The company discovered deposits of copper, cobalt, and gold in the Northern Territory of Australia, as well as deposits of silver, molybdenum, and tin in New South Wales, 500 kilometers northwest of Sydney.

“The real frontier in the mining industry today is not geographical, but technological,” said Earth AI founder and CEO Roman Teslyuk in an interview with TechCrunch.

The success story began during Teslyuk’s doctoral studies at the University of Sydney, where he studied the features of the Australian mining industry. The key advantage was access to the national archive of geological exploration data, which has been compiled since the 1970s. “For some reason, nobody was using this data. I decided to create an algorithm that could learn from the successes and failures of millions of past geologists to make more accurate predictions,” Teslyuk explained.

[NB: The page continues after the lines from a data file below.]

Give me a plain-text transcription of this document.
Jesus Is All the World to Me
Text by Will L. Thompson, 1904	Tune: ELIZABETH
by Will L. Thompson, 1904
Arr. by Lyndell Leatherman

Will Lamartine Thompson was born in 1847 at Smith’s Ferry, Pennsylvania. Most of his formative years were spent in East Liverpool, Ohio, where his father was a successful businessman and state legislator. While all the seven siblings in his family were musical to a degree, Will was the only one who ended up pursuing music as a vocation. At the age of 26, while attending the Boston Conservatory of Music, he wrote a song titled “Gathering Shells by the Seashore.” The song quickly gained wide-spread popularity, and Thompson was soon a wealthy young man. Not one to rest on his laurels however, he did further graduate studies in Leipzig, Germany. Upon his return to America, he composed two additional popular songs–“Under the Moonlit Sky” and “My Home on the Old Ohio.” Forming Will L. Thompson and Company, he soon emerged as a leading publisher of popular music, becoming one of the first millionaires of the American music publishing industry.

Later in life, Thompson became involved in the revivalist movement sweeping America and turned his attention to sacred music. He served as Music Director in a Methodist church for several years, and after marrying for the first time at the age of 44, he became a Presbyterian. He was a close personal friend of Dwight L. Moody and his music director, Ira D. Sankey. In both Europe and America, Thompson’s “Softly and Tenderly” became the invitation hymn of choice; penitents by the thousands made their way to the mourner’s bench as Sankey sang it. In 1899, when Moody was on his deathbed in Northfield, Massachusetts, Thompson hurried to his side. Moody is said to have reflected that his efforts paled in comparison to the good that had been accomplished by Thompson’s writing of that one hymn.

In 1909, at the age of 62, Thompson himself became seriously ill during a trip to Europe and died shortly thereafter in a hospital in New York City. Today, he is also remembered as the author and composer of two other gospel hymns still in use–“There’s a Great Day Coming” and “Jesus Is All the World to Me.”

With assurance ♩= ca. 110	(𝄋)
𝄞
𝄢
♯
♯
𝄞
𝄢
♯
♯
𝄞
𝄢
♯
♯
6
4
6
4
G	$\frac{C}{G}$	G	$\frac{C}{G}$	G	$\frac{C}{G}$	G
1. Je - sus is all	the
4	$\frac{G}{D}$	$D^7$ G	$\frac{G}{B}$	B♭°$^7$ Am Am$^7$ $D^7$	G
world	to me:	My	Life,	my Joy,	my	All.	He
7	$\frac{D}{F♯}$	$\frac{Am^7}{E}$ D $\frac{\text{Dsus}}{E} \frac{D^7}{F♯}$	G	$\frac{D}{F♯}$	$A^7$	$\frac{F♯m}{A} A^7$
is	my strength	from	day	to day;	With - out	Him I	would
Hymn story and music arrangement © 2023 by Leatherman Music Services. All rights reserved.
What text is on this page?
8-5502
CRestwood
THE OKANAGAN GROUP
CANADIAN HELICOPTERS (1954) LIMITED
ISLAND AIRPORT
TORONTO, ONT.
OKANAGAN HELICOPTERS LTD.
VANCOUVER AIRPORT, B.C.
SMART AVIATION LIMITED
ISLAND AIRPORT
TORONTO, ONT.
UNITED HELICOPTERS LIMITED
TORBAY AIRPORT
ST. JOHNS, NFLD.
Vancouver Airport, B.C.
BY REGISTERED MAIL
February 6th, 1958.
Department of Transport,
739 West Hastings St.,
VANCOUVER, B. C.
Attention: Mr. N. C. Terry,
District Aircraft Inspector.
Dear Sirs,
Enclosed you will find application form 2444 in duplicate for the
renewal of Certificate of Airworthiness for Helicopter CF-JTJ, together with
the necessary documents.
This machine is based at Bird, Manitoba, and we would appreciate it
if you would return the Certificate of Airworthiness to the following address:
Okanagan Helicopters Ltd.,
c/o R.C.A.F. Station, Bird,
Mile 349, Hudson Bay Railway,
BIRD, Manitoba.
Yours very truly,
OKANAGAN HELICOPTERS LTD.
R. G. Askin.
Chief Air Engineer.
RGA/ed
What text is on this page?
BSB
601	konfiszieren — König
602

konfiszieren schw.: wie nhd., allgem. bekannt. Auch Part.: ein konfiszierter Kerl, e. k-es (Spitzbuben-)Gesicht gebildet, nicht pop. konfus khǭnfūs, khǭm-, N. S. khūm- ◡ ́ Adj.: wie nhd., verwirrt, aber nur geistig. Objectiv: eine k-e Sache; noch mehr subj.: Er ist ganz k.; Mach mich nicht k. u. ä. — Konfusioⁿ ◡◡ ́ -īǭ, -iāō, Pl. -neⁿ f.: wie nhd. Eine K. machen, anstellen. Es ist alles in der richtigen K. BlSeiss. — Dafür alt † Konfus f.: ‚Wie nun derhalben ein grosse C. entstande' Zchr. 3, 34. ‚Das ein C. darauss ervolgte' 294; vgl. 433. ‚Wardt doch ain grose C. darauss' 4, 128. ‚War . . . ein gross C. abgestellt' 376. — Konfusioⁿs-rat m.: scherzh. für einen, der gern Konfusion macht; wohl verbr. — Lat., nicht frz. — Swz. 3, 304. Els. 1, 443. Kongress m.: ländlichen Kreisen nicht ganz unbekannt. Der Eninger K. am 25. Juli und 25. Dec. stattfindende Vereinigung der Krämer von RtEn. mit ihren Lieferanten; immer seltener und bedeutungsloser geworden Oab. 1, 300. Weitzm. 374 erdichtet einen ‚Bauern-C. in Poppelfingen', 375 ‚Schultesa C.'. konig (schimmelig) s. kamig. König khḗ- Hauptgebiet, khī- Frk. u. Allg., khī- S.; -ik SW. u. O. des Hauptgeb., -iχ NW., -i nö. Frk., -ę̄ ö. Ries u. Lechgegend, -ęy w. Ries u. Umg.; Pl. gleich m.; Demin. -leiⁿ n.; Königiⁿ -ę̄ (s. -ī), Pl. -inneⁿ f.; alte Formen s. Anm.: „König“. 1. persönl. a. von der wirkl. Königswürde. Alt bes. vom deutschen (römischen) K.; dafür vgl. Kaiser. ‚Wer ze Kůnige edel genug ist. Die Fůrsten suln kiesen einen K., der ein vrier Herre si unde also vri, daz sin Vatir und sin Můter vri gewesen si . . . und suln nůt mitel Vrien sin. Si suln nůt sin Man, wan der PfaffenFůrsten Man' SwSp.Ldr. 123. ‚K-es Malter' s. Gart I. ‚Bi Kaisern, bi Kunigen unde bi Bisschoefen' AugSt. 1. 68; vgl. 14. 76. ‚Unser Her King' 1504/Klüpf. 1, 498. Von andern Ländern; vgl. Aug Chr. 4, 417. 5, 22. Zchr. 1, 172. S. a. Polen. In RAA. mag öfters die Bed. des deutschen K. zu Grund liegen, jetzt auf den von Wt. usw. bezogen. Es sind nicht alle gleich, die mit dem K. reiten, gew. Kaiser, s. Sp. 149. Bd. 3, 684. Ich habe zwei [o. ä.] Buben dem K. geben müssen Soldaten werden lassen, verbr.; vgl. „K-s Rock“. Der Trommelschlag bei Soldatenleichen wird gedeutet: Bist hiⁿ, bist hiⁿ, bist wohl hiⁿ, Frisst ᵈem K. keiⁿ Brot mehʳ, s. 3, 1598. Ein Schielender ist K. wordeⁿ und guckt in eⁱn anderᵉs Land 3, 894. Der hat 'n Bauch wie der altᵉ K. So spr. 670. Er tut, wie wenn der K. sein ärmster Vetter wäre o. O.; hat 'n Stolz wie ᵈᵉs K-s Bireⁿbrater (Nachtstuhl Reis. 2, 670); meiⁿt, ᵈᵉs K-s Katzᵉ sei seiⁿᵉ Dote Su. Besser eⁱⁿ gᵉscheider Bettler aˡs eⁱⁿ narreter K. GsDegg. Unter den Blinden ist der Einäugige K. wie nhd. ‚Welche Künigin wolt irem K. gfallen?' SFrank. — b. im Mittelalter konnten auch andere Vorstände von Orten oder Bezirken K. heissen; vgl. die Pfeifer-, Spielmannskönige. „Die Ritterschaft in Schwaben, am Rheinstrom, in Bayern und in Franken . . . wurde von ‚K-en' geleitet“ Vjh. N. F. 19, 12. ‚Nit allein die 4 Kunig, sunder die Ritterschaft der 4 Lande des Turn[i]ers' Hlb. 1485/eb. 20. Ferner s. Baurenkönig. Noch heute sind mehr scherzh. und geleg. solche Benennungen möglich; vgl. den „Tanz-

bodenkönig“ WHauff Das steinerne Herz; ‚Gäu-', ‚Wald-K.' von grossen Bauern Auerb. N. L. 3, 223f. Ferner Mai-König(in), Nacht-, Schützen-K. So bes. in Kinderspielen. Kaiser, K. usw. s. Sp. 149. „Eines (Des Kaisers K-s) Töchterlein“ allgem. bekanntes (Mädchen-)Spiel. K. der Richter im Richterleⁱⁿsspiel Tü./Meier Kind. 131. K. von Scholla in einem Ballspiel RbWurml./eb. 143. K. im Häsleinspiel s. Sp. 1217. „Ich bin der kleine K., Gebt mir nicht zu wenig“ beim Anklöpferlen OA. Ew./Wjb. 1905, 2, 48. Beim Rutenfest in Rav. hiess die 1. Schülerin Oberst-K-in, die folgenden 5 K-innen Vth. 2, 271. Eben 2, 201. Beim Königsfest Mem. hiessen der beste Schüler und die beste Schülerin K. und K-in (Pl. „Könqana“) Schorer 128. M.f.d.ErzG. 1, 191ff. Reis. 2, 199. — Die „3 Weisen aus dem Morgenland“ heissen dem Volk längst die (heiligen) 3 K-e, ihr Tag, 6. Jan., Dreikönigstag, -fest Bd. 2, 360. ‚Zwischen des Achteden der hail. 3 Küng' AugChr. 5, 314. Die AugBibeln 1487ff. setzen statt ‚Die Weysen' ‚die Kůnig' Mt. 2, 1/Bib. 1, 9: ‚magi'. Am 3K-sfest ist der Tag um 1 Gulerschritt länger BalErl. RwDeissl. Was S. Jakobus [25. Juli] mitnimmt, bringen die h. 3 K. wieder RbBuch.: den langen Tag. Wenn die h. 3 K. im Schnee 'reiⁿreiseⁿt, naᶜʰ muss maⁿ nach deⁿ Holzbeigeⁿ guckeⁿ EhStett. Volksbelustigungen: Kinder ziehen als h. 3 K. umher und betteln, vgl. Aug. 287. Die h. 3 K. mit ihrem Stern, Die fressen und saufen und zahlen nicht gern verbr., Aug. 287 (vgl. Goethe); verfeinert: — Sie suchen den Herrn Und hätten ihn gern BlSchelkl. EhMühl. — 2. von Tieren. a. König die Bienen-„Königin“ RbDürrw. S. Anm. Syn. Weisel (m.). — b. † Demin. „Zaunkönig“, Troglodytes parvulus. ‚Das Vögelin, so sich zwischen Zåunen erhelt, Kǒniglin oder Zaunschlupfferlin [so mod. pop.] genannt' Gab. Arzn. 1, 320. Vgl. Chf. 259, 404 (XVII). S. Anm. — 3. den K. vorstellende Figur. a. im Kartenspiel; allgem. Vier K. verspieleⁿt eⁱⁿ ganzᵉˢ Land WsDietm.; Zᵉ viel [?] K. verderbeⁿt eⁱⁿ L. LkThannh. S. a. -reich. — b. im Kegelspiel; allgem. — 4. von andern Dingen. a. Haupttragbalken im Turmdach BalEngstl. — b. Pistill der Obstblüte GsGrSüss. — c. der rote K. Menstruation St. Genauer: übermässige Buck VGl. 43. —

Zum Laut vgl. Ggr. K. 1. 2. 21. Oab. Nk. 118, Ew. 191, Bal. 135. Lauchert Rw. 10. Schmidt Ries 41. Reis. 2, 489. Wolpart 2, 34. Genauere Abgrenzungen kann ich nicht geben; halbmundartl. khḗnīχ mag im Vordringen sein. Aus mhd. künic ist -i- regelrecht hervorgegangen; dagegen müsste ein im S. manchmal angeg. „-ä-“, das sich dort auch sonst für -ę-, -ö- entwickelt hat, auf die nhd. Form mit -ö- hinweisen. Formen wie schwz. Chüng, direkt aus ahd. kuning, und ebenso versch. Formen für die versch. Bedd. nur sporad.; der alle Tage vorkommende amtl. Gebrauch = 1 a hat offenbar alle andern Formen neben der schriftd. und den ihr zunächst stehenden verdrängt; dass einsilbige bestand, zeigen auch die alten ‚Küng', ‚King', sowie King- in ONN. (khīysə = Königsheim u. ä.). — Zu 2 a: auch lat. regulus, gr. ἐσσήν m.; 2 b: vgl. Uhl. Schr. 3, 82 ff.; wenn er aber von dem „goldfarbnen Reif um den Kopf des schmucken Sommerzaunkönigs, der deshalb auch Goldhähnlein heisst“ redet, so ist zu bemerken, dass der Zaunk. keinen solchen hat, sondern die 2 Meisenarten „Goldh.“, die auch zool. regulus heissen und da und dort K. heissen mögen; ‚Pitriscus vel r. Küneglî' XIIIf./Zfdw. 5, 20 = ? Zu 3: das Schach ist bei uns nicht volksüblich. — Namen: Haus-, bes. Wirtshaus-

Initially, Earth AI developed as a software company but faced industry conservatism. “In mining, anything that goes beyond approved dogma is considered heresy,” noted the founder. This forced the startup to develop its own drilling equipment to confirm AI predictions.

After participating in Y Combinator accelerator in spring 2019, the company spent several years perfecting its technologies. In January 2025, Earth AI raised $20 million in a Series B round. Unlike competitors such as KoBold (which recently announced the discovery of the largest copper deposit in Zambia in a decade), Earth AI’s algorithms specialize in rapidly scanning vast territories to find missed deposits.